I can tell you about Asia, who was in our elementary program. She didn't even know what an engineer was and then got exposed to electrical engineering and now can't imagine doing anything else as a middle-schooler. Four years later, going into high school, she is willing to take any type of rigorous math and science program.  

Or Maya, who hated science to the core. She got the experience of coding and now wants to do it 24/7. She's telling us how she can bring coding to different aspects of health sciences and biology.
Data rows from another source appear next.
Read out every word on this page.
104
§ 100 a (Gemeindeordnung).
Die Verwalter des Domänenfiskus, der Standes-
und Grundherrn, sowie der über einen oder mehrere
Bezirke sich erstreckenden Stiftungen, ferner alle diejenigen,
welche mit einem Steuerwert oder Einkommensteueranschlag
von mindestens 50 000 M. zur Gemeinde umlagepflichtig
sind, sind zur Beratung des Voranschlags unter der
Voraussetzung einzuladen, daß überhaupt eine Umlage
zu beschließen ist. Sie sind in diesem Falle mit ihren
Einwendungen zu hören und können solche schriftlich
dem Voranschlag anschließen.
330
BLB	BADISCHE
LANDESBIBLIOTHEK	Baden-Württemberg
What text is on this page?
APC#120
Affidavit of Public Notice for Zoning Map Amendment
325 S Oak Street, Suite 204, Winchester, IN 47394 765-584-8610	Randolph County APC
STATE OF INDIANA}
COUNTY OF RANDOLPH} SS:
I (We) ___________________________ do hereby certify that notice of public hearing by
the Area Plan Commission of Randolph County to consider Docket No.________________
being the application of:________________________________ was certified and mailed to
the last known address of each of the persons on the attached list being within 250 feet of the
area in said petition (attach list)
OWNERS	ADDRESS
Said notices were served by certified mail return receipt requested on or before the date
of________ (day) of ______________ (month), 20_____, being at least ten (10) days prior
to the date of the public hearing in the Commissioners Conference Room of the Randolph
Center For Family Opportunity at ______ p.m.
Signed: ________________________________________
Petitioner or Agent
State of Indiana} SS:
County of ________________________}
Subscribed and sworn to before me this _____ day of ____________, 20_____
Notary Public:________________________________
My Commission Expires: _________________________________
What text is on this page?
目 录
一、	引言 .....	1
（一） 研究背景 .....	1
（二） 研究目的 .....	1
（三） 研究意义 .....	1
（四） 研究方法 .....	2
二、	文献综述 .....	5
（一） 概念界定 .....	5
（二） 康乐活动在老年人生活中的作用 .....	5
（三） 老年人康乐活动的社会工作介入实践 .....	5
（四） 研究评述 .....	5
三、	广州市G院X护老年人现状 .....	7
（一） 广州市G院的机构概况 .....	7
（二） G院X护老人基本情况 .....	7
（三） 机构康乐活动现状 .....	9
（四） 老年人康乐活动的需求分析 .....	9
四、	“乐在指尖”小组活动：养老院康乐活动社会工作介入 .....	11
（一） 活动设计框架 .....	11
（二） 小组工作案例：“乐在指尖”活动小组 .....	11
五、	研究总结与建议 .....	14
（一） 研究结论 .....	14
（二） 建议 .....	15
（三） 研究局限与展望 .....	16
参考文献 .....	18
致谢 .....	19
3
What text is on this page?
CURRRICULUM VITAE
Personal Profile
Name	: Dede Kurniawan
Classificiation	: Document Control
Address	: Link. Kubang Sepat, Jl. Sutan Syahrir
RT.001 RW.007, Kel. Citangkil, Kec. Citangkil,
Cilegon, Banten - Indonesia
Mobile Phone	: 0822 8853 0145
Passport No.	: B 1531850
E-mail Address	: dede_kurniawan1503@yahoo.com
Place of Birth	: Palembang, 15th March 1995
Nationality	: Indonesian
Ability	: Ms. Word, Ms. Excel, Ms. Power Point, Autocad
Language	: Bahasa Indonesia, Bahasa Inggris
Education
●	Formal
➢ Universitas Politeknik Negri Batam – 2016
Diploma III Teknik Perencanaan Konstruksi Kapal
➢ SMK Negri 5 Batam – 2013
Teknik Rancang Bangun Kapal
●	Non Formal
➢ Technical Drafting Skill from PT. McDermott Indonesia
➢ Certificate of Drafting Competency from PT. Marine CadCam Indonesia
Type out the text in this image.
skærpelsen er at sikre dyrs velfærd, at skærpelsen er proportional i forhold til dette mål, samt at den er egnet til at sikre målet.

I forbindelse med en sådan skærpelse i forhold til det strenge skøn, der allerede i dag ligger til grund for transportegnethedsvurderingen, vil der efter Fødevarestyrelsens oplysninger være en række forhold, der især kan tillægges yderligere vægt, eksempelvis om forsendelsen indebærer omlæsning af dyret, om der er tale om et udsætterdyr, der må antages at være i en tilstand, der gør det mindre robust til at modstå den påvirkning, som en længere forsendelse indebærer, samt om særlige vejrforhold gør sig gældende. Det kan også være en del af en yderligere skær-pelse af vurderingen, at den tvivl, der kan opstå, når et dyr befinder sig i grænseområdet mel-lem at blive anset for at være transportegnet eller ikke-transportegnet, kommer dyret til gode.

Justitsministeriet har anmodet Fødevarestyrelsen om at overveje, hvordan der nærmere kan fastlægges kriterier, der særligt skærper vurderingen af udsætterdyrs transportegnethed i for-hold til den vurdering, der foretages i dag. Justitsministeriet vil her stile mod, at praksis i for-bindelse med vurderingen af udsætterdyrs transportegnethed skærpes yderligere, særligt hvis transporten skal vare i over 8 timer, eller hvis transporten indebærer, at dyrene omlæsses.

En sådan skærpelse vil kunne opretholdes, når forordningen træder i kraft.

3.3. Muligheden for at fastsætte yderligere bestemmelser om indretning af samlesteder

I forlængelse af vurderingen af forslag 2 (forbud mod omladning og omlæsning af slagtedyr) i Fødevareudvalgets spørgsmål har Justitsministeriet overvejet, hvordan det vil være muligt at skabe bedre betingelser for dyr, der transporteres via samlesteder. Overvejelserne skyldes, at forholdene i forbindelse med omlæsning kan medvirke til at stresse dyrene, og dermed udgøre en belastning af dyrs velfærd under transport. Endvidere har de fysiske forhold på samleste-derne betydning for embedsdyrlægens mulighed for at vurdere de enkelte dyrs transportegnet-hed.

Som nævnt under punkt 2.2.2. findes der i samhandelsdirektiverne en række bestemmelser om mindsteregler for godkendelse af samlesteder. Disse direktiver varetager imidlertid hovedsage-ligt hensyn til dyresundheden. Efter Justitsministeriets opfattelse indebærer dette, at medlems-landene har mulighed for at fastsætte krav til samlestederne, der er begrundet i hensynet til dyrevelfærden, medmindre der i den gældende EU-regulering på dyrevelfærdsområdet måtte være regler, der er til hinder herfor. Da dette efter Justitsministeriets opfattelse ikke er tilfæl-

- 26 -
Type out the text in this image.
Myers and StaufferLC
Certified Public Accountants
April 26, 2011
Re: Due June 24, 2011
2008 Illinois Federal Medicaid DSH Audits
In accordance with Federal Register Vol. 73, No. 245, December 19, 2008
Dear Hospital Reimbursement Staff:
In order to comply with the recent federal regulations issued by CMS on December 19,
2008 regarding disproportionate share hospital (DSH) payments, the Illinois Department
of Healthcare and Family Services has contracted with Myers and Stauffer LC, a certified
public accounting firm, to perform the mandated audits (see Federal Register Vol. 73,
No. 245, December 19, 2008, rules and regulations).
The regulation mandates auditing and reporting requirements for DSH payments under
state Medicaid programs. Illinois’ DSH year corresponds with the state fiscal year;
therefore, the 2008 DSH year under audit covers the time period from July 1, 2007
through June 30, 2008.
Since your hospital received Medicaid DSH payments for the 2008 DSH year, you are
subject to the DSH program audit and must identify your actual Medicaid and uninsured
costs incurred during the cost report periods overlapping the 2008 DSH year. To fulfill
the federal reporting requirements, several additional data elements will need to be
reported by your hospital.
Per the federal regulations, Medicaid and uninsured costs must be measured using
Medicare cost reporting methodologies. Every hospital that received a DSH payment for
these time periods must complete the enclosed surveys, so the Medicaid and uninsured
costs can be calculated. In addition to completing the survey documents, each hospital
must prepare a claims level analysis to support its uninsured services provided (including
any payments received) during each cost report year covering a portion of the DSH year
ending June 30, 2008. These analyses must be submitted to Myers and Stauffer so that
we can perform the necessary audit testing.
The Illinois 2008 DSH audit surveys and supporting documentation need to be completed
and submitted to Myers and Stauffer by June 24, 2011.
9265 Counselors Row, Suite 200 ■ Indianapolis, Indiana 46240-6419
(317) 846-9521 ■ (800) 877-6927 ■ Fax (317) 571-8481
And then I can tell you about our superstar, Aileen, who came to us in middle school and stayed with us throughout her high school career, stayed connected to her mentor, and ultimately went to college at UC Berkeley and graduated with a Data Science degree. The reality, especially for girls of color, is that we focus on doing so many of the things right, head down, get the work done. It is our male counterparts who are able to network, and get internships. If they are more affluent, their parents are exposing them to these things. They are building social capital and they don't even know that they are doing it. For Aileen, social capital was coming back to her community and sisterhood at Techbridge Girls. And, when it was time for her to get a job, she did just that, and came back. I called everyone we knew to say "If you want to walk the talk that you don't have talent, I have somebody right here. Give her a job." She had the credentials, she had the degree, she had the background. In a month, she had two interviews and accepted a job with the organization that she had her first field trip with through Techbridge Girls. And now she's a data analyst. She travels the world. She is working on things that will transform the industry, and it has transformed her life for herself and her family. She also continues to give back to TBG.